Gedumpt afval en plastic in het water

Industry and policymakers are not availing themselves enough of the available scientific knowledge when it comes to smarter ways of dealing with plastics. If they were to involve scientists more, scientific knowledge could make a more substantial contribution towards encouraging safe, sustainable use of plastics. This is the conclusion of a study carried out by the National Institute for Public Health and the Environment (RIVM) into the role of scientific knowledge in solving the plastic crisis. Hence RIVM is calling on scientists, businesses and policymakers to be more active when it comes to sharing knowledge and developing smart solutions together. The need for this is pressing, as the plastic problem is getting worse by the day. Plastics are persistent and are increasingly being found in our food and drinking water. Despite scientific evidence of the harm caused by plastics, production of harmful plastics is still on the rise. 

Untapped potential

RIVM studied the current contribution of scientific knowledge to efforts to make plastics safer and more sustainable. In that regard, the solution will not be limited to reducing plastics. After all, plastics prove to be the safest and most sustainable material (from a scientific point of view) in certain forms of use. The task for plastics is about more than just combating pollution; it is also about making the entire plastics chain safer and more sustainable. To be able to achieve this, a greater level of attention will need to be paid to improving risk assessment methodologies for various types of plastic and to sustainable design strategies, at the micro and macro scale. Hence RIVM is calling for better use of the available scientific knowledge and is making a number of proposals on how this knowledge could be given a more prominent role. This study forms part of RIVM’s own strategic research programme. 

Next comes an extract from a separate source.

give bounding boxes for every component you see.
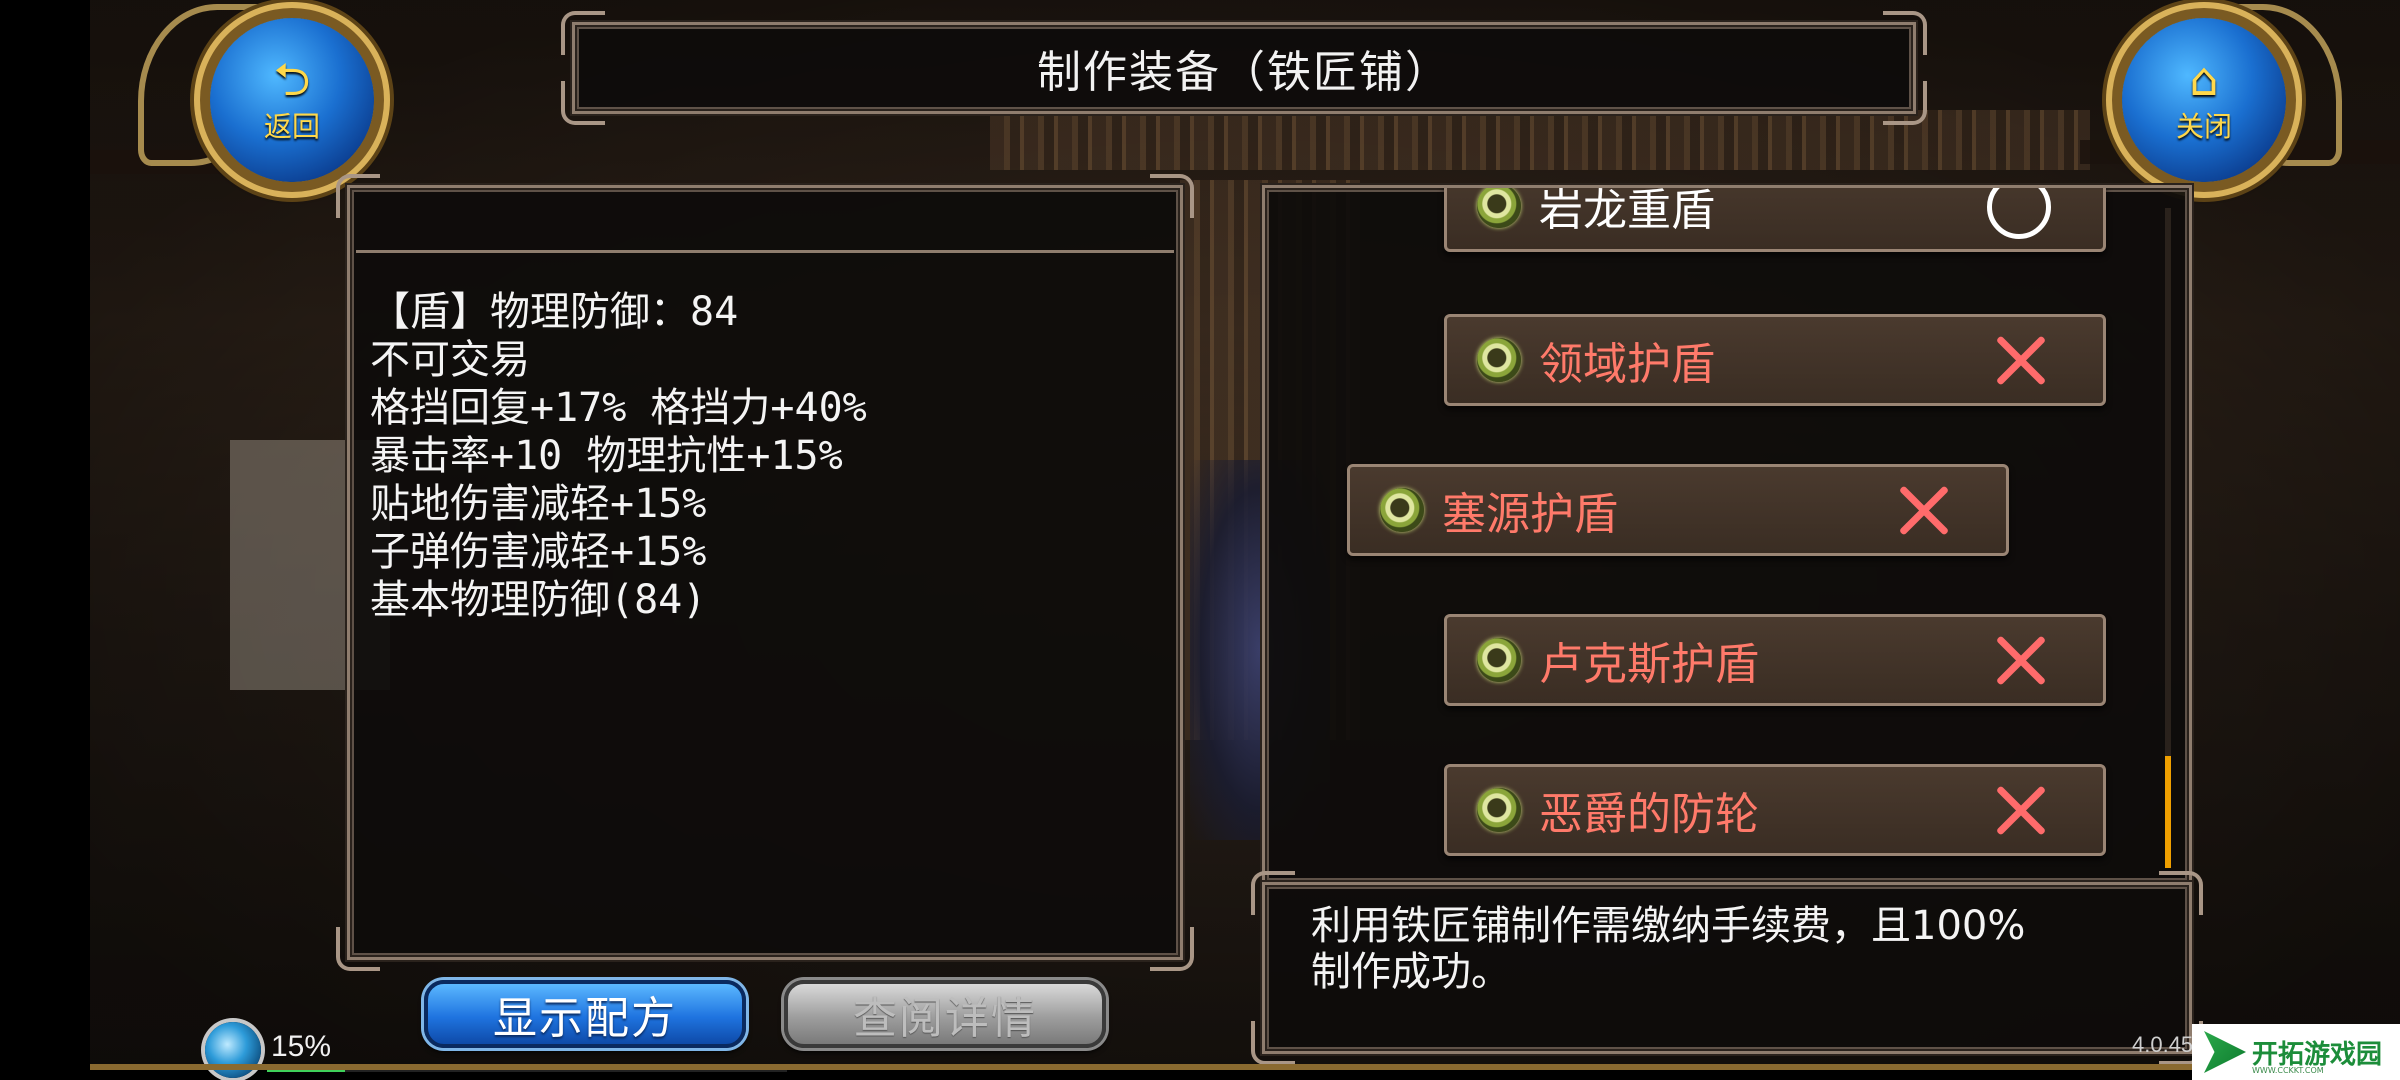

Three recommendations to bolster the safety and sustainability of plastics

RIVM examined scientific literature to find solutions to the plastic crisis. Its three most significant recommendations are:

  1. Involve the costs to society of plastics in decision-making as standard: Henceforth, assessments should not be limited to just the risks of one material or one production process. They should also factor in the societal costs and benefits of plastic materials for humankind and the environment, with consideration being given to people, the environment and costs. This is also referred to as ‘true pricing’. 
  2. Factor the safety and sustainability of materials in to product design as standard: Consideration will need to be given to plastics in various uses for multiple life cycles in order to prevent future problems after recycling.
  3. Scholarly input and measurability of changes: Scientists should actively contribute to discussion of how societal system changes (safe, sustainable plastics) can be achieved and the changes should be rendered transparent and measurable.